Reconversion: de graphiste à influenceuse déco
Formée à la publicité, devenue graphiste par nécessité, Céline (38 ans, Ottignies) est aujourd’hui une influenceuse déco et DIY renommée.
Upcycling, broderie ou menuiserie… Les fans de DIY connaissent Céline et son blog I do it myself. Avec 237.000 followers sur Instagram, c’est l’une des influenceuses déco les plus suivies du pays. “Au départ, je rêvais de bosser dans la pub, explique-t-elle. Concevoir des spots ou des packagings. J’ai donc fait un master en publicité à Bruxelles. Mais, sans expérience, impossible de travailler dans une agence. J’ai finalement accepté un job de graphiste, dans une petite boîte. Ça a duré 2 ans, puis je me suis à nouveau retrouvée sur le marché de l’emploi. Je me suis dit que, pour convaincre un nouvel employeur, je devais créer un portfolio avec un aperçu de mon savoir-faire. Mais que mettre dedans?”
D’abord un hobby
À ce moment-là, Céline vient d’emménager dans une nouvelle maison avec son compagnon. Comme elle a du temps et que leur budget est limité, elle bricole pas mal, récupère des petits meubles, les customise… C’est là que naît une idée lumineuse. “J’ai bidouillé un blog avec mes idées déco et DIY. L’objectif premier était de faire une carte de visite à présenter à mes futurs employeurs. Pour leur montrer que j’étais capable d’écrire, de faire de jolies photos, de les mettre en page…”
Et ça marche! Grâce à son blog, Céline retrouve un job de graphiste. “À ce moment-là, j’aurais pu laisser tomber le DIY et le blog, mais je me suis rendu compte que ça me plaisait beaucoup. Et il fallait que je m’occupe le week-end, pendant que mon homme était au foot! C’est donc devenu mon hobby.”
Comme Bill Gates
Céline passe ensuite sur Instagram. D’abord avec de simples photos, puis elle crée des tutos en vidéo. Des marques commencent alors à la contacter. “Au départ, elles m’offraient des produits en échange de visibilité. C’était trop gai! Mais peu à peu, c’étaient des propositions de collab’ rémunérées. Ouh la, ça devenait sérieux! Je tenais à rester dans la légalité. J’ai d’abord pris un statut d’indépendante complémentaire, puis j’ai demandé à mon employeur de passer à 4/5e. Je commençais à avoir des demandes régulières de grandes enseignes de déco, de marques de peinture ou de loisirs créatifs…”

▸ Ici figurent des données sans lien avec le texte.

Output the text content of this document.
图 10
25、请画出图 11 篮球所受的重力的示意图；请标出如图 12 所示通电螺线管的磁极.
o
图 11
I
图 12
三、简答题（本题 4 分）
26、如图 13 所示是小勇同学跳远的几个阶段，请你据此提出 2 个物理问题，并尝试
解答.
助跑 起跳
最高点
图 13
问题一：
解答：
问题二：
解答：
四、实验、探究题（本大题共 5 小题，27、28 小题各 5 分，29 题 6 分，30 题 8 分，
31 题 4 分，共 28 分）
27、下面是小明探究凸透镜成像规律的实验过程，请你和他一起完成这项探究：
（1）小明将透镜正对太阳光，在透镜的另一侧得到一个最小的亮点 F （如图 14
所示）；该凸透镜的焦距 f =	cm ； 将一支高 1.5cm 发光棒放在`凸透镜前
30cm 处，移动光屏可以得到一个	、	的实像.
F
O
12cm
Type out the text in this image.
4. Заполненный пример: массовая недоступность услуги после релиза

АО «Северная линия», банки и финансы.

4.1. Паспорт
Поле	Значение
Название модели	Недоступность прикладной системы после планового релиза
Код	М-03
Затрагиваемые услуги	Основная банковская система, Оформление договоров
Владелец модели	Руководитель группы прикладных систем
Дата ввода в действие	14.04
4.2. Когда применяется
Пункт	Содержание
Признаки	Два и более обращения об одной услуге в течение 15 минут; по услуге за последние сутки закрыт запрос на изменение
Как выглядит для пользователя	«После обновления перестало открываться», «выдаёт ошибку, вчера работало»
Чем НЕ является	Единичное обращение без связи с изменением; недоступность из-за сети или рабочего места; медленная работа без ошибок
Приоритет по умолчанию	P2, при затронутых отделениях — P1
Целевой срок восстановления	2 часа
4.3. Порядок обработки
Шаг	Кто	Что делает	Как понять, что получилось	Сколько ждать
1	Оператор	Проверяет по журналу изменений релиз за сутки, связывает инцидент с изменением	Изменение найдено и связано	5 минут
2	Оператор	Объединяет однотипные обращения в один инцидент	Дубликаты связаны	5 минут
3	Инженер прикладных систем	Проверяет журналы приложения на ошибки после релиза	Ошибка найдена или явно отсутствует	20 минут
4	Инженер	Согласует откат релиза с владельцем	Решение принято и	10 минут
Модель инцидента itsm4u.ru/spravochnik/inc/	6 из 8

Au départ, j’ai bidouillé un blog pour montrer mon savoir-faire de graphiste à des recruteurs.
Les questions surgissent alors: faut-il se lancer à temps plein? Un hobby peut-il devenir un métier? Peut-on vivre de son activité d’influenceuse? “Je travaillais dans une chouette boîte, avec de chouettes collègues, mais mon boulot consistait à créer des documents de sécurité en entreprise: mettez un masque, portez des gants… C’était moyennement passionnant. Grâce au système tremplin-indépendant, je me suis finalement lancée. Et je suis depuis passée en société. Ça, c’est un cap qui m’a impressionnée! Pour moi, une société, c’était genre Bill Gates… pas Céline!”
Allô, papa?
Au fil du temps, Céline comprend qu’avec ses études, ses premières expériences professionnelles et sa passion, elle a tout ce qu’il faut pour mener à bien son projet. “Je travaille en collab’ avec les marques, mais je veille à garder mon identité. J’aime beaucoup l’upcycling, par exemple. Je trouve ça génial de donner une seconde vie à un truc dont plus personne ne veut. C’est d’ailleurs comme ça que j’ai commencé, avec mes premiers meubles. J’adore récupérer des trucs que les gens ont mis dans la rue. Récemment encore, j’ai refait une ancienne chaise de bistrot, avec un joli tissu.”
Au départ, Céline n’y connaît rien, mais elle apprend au fur et à mesure, en autodidacte. “Je me suis surtout formée grâce aux tutos sur le web. Mais j’ai grandi dans une famille de bricoleurs: quand j’ai un doute, j’appelle papa! Aujourd’hui, j’ai plusieurs centaines de milliers de followers… J’espère vivre encore longtemps de ce métier, mais si ça devait un jour s’arrêter, je sais que j’ai désormais plein de ressources pour rebondir.”